In seeking Javier Mascherano’s successor at the Camp Nou, Barcelona have opted for his antithesis.
Yerry Mina is as different to the midfielder-turned defender as day is to night, but the Catalans believe he has the talent to bolster their backline for years to come.
Mina has finally arrived from Brazilian giants Palmeiras in a deal worth €11.8 million. The transfer, which was expected to be a formality when the clubs agreed a first option back in 2017, suffered interminable delays due to the Verdao’s insistence on getting their money’s worth for a man who is the cornerstone of their defence.
But the impasse has finally been overcome, leaving Barca fans keen to find out just what the latest name to join Ernesto Valverde’s new-look side can bring to the table.
If they were expecting a man cut from the same mould as Masche, they should think again. Taciturn, quick-tempered and a fan of the rambling ballads of Joaquin Sabina, the little general is replaced by a man who stretches the bounds of the word exuberant, and who in every club he has thus far represented has cut a flamboyant figure – especially when he dances, which is almost constantly.
Even when tempers boil over in a dressing room scuffle, as with Palmeiras’ recent clash with Penarol, Mina still found time to bust a few moves for the cameras.
But that clownish personality is just one side of arguably the most talented defenders to come out of South America in recent years.
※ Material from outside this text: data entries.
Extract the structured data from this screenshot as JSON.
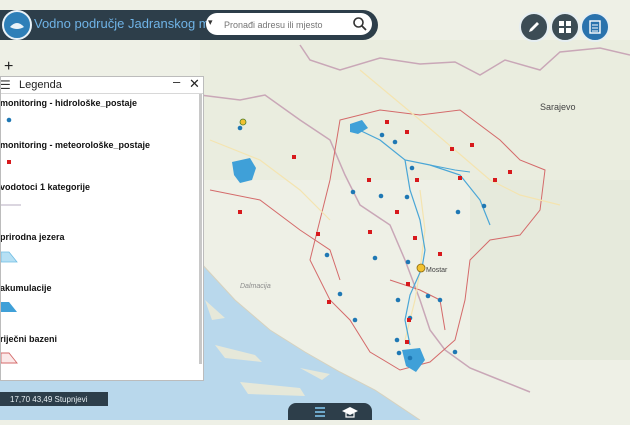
{
  "app": {
    "title": "Vodno područje Jadranskog mora"
  },
  "search": {
    "placeholder": "Pronađi adresu ili mjesto"
  },
  "legend": {
    "title": "Legenda",
    "items": [
      {
        "label": "monitoring - hidrološke_postaje"
      },
      {
        "label": "monitoring - meteorološke_postaje"
      },
      {
        "label": "vodotoci 1 kategorije"
      },
      {
        "label": "prirodna jezera"
      },
      {
        "label": "akumulacije"
      },
      {
        "label": "riječni bazeni"
      }
    ]
  },
  "map": {
    "city_label": "Sarajevo",
    "mostar_label": "Mostar",
    "region_label": "Dalmacija"
  },
  "status": {
    "coordinates": "17,70 43,49 Stupnjevi"
  },
  "colors": {
    "topbar": "#2d3e4a",
    "accent": "#2a72ad",
    "hydro": "#1f78b4",
    "meteo": "#d7191c"
  }
}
At just 23, Mina comes to Camp Nou with a bulging resume.
The Colombia international helped Santa Fe lift the Copa Sudamericana in 2015, a feat that earned him a move to Palmeiras the following year. There, playing alongside veteran wing-back Ze Roberto and a teenage striking sensation by the name of Gabriel Jesus, he formed a key part of the side that marched to Serie A glory in his debut season.
Standing a towering 6’5” (1.96m), it is logically in the air that Mina most stands out. The centre-back is near unbeatable with his head, and not just in his own half.
With 22 strikes in 196 professional club games he averages more than a goal every 10 outings; a fantastic return for his position, and a boon for Barca, whose attacking Achilles heel lies precisely at dead-ball situations.
Those long legs, however, are not just useful as a springboard. Mina covers an inordinate amount of turf, picking out passes with ease as a proactive defender, and is extremely difficult to pass when marking closely. His distribution will be the aspect under most scrutiny as he completes his Blaugrana move, with plenty of room for improvement in an area which is crucial to the club’s strategy.
Mina errs towards the functional rather than fluid with the ball at his feet, although he certainly does not lack the self-confidence to embark on the odd heart-wrenching run in his own half.
He will have to adapt quickly from the rather sedate pace of Brazil top division and adapt to a far more furious style of football in Spain, where forwards will be breathing down his neck every time he receives the ball – which he will, regularly.
What is clear is that this move means everything to the youngster.
“Everything is moving so fast, but I feel very happy with everything that is happening,” he explained back in June, when the first option was signed.
“I am delighted and very excited because, as they say, Barca are more than a club. Every day I get up and I think ‘I am doing things right because Barca are interested in me.’”
Now, the biggest six months of the defender’s career await. Mina will have the chance to prove himself as a top prospect, initially behind Gerard Pique and Samuel Umtiti as extra cover off the bench.
If all goes well, though, he will travel to Russia to represent his nation in his World Cup bow, having impressed greatly since making his international debut in 2016.
It is a huge challenge. But one thing is for certain: Mina has the talent and the confidence to meet it head on, and more likely than not, dancing a merry jig while he does so.